Why I write this blog

A few months ago, our neighbors Nina and Charlie asked if we were going to the informational meeting regarding the diocesan pilgrimage to Italy. At first, Marie and I were lukewarm to the idea; we had been to Italy on tours in the past. But after the informational meeting and much discussion, we decided to give it a go.

Fast forward to the pre-departure dinner at Our Lady of Peace: One of Father Ted Marconi’s comments that night stayed with me. He said, “Go to confession before you leave and I tell you, when you come back, you will see things in a different light.”

Boy was he right! This message is so simple: Clear your soul of any transgressions and you open a path for the Holy Spirit to enter.

The pilgrimage included visits to many religious sites, but just as important were the daily Masses we attended, sometimes in local parish churches. I found these to be important highlights of the pilgrimage. I was honored—no, humbled—when I was asked to do a reading at the Mass we celebrated at the Duomo in Florence. Father Ted’s message was starting to work on me. Being at the lectern in the cathedral of Florence really hit me hard. It is a moment I shall never forget.

The next day it was on to Siena and Assisi. Assisi will always be something special to both me and my wife. Both of us went on the trip with special intentions. Suffice it to say they were heard.

During our private Mass at the tomb of St Francis, Father Ed Lohse’s homily said in so many words that we all are called to action. He hit a nerve with me and I fell into deep prayer. I have had the pleasure of being a catechist for confirmation candidates in the past. At that moment, I knew I had to carry on that ministry in some fashion.

The pilgrimage ended in Rome. Seeing Pope Francis in St. Peter’s Square was phenomenal. What a great faith we have!
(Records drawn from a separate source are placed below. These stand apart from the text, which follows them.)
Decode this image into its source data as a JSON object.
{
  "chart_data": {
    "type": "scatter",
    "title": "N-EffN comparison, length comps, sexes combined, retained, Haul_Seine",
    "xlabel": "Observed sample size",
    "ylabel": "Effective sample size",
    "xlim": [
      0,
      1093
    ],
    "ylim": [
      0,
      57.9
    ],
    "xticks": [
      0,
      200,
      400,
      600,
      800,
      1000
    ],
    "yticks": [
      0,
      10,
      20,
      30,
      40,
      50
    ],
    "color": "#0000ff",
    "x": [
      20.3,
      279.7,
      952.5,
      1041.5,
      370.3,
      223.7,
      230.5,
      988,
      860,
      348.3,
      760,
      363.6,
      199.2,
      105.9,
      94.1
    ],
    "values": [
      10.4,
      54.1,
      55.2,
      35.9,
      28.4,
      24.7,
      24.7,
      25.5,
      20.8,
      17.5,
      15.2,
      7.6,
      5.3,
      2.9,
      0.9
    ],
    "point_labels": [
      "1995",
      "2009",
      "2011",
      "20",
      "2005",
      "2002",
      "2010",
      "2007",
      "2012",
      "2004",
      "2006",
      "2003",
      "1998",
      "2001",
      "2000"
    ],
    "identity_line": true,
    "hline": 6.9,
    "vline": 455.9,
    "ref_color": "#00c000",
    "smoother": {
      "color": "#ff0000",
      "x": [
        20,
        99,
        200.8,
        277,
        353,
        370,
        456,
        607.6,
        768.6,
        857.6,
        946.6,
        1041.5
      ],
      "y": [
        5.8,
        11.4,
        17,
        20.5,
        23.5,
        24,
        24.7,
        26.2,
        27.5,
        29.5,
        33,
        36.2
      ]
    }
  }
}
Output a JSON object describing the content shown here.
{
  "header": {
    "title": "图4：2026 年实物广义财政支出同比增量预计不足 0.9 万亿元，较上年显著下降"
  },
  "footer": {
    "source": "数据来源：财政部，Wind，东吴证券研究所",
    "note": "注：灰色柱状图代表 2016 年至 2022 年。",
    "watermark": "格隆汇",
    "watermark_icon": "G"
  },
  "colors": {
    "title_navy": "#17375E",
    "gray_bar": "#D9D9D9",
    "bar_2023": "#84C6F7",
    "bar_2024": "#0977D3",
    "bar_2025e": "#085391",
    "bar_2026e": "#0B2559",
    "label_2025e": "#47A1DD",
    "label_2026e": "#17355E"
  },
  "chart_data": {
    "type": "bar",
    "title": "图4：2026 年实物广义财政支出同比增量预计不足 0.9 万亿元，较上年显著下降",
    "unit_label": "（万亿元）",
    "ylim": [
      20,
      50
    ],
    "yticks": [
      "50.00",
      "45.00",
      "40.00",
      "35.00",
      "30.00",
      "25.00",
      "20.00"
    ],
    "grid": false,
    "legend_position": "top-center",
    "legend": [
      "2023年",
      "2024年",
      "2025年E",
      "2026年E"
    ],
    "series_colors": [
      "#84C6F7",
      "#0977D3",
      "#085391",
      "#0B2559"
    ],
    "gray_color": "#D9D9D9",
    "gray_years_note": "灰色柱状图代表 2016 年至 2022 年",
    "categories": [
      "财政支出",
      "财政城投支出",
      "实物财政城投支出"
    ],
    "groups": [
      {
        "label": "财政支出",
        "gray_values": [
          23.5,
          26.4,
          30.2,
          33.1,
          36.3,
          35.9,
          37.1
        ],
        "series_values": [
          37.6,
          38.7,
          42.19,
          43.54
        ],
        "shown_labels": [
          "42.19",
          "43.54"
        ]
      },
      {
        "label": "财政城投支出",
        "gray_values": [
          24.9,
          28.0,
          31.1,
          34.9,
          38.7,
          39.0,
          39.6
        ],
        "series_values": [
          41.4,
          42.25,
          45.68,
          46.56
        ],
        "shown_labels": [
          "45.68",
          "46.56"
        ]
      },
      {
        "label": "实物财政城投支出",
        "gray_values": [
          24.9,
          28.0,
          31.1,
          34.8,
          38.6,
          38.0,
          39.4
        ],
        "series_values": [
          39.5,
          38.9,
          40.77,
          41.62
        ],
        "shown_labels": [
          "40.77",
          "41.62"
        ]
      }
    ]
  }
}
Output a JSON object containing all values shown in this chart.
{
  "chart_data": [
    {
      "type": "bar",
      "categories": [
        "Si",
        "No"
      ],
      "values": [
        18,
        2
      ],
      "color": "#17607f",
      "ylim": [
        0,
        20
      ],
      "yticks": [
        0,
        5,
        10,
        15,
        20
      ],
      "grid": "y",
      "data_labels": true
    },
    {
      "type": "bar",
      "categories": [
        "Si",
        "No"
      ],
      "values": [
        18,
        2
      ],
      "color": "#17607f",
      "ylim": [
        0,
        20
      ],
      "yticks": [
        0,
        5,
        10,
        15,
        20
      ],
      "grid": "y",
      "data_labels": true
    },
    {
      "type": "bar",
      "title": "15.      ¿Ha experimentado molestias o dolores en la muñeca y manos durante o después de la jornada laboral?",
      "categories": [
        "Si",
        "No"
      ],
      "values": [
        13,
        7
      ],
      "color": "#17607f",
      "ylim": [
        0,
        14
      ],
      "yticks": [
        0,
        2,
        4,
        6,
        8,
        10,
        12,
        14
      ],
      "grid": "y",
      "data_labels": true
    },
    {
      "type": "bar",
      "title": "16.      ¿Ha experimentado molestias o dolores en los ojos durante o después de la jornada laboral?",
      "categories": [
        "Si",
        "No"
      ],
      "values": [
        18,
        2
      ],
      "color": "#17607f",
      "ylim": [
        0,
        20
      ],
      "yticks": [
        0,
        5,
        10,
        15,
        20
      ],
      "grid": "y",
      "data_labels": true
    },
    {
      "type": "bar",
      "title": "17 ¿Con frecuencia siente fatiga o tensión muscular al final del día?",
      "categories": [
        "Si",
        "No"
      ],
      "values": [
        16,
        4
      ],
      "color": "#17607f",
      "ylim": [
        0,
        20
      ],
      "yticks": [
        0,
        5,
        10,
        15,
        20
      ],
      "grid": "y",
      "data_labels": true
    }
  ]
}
There we were in a crowd of 80,000 people from all over the world, but we were one body, gathered to see our leader at the seat of our faith. I’ve got to believe not everyone there was Catholic. It made me think of the line in the Apostles Creed that says “one, holy, catholic, and apostolic church.” The use of the word catholic here means universal. Christ came for all. This moment swelled my heart.

The pilgrimage did its job. It was a call to action. Now that some time has elapsed, I have decided to respond to my own call to action, launching a blog in which I will share thoughts, especially for young people, about what my faith means to me. Visit www.ErieRCD.org for the link. Hope to see you there!  A.M.D.G.

Editor’s note:  A.M.D.G stands for ad majorem Dei gloriam, for the greater glory of God. It is the Latin motto of the Jesuits, who had a profound impact on Frank Sciccatano during his formative years. Frank and Marie are long-time members of Holy Cross Parish in Fairview.